Kaum fundamentalis tidak saya artikan sebagai kaum Muslim tradisional saleh, yang pergi sholat di masjid serta berusaha maksimal menghayati hidup sesuai dengan banyak hukum Islam. Kaum fundamentalis saya rujukkan kepada kalangan Muslim yang menjalankan versi Islam abad ke-20 yang berbeda yang sudah dipolitisasi. Mereka mengubah sebuah agama kuno menjadi sebuah ideologi bergaya modern. Dengan menolak berbagai "isme" yang berasal dari Barat, seperti liberalisme dan komunisme, mereka memaklumkan bahwa versi Islam mereka itu adalah sebuah pandangan politik yang mengatasinya, yang lebih unggul dari apapun yang dihasilkan Barat.

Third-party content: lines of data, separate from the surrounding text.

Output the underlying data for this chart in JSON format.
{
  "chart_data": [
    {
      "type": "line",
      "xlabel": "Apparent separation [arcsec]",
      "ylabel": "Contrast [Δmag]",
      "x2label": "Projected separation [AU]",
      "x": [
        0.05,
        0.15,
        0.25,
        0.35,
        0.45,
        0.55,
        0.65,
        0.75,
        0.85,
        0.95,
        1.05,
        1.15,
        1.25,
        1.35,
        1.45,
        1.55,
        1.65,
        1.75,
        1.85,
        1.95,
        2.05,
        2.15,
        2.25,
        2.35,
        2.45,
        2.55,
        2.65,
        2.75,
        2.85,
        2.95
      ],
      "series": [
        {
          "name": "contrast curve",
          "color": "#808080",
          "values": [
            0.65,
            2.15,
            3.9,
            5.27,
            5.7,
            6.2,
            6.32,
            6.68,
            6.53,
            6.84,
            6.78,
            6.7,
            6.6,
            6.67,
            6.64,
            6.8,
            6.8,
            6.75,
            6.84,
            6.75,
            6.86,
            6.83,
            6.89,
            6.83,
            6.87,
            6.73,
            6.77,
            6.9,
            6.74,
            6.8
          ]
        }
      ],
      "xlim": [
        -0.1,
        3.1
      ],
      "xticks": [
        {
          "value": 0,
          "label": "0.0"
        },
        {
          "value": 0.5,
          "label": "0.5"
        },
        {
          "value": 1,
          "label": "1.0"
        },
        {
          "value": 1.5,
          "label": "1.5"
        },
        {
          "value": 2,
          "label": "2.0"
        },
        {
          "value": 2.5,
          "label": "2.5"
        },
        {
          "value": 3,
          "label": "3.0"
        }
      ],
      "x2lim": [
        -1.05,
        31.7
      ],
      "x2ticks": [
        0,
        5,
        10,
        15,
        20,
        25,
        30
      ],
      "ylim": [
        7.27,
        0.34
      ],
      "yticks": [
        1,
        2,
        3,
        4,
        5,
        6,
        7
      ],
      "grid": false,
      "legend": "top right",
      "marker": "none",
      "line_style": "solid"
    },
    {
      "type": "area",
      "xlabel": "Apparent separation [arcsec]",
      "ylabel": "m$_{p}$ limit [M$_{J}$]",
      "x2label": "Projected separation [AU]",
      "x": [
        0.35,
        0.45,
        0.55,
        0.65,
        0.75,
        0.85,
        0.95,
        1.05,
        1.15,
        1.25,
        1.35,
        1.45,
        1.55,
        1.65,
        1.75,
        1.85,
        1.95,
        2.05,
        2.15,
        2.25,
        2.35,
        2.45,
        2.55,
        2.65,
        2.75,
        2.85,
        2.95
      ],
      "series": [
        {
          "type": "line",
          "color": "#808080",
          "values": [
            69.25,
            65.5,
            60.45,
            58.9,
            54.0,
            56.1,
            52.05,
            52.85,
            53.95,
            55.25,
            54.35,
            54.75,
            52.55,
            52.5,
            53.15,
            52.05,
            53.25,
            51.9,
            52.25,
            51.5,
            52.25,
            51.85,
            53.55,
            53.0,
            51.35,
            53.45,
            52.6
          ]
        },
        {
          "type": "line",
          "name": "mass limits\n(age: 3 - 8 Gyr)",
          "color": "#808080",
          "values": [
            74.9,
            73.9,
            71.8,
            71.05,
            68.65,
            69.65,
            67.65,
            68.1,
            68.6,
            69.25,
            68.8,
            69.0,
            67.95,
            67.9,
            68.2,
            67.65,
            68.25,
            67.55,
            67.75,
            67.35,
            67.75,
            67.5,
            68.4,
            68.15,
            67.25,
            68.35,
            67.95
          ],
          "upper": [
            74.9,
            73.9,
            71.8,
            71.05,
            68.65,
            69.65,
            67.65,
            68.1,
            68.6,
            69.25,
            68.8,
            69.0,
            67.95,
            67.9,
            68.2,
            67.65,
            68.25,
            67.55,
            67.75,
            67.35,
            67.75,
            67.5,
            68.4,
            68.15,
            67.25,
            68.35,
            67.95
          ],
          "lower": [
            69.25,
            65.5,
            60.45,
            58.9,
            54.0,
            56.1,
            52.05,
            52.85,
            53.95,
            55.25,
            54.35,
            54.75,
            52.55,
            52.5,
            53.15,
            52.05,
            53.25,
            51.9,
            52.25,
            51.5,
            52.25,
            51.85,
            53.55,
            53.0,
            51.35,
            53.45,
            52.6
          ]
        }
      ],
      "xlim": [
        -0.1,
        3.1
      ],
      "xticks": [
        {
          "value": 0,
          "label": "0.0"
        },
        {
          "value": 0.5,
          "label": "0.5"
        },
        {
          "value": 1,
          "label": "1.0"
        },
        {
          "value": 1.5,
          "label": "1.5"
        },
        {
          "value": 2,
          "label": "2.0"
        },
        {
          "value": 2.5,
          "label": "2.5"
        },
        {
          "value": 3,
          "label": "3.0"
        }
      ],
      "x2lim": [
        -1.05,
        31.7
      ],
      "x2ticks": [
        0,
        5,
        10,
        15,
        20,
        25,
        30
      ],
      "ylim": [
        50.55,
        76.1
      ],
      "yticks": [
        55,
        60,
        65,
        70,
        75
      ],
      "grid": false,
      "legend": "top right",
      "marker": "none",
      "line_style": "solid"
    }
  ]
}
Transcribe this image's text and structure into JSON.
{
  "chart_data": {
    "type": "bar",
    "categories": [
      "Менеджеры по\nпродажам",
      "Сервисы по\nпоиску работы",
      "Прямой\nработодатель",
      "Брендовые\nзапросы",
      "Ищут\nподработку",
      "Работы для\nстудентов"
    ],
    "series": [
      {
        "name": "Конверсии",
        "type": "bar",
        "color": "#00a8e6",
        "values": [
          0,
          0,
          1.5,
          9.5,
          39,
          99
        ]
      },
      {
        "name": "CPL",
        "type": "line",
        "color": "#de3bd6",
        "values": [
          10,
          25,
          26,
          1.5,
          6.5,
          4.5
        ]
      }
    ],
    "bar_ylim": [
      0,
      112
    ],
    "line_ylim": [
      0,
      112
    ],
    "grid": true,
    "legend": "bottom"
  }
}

Karena itu, ada suasana perang yang muncul antara mereka dengan Barat. Terutama dengan Amerika. Bukan karena Amerika menanggapinya. Tetapi karena kaum Muslim fundamentalis melihat diri mereka sendiri terjebak dalam konflik jangka panjang dengan nilai-nilai Barat. Ketika Hasan at-Turabi, pemimpin Sudan yang efektif sekaligus pemikir fundamentalis terkemuka, secara eksplisit menyatakan bahwa dunia Muslim kini sedang berperang, "Melawan para penyerangnya yang dipimpin oleh kekuatan-kekuatan imperialis - terutama AS dan Israel," maka tidaklah sulit untuk melewatkan inti pernyataannya.
Jika dilihat lebih dekat, maka terungkap bahwa para fundamentalis ini, terlepas dari pandangan jahat mereka yang sangat anti-Barat, kenyataannya mereka banyak menyerap beberapa cara Barat dan seringkali tepat pada sumbernya. Nyaris bukan sebuah kebetulan bahwa begitu banyak dari mereka, apakah pemimpin atau agen teroris, adalah insinyur. Mereka berbangga diri karena menguasai beberapa pengetahuan Barat yang paling istimewa. Lalu, mengapa mereka melihat diri mereka berjuang melawan Amerika Serikat?
Untuk memahaminya, maka upaya yang terbaik adalah melihat mereka dalam kerangka kaum revolusioner abad ke-20 lain yang menjunjung tujuan totaliter. Seperti kaum fasis atau Marxis-Leninis, mereka sangat yakin bahwa mereka tahu bagaimana mencapai masyarakat yang adil, (dalam hal ini, melalui penerapan kecil dari banyak hukum Islam di semua bidang kehidupan, termasuk politik). Mereka mengandalkan negara untuk membentuk kembali manusia. Dan, mereka siap untuk menghancurkan siapa saja yang menghalangi jalan mereka.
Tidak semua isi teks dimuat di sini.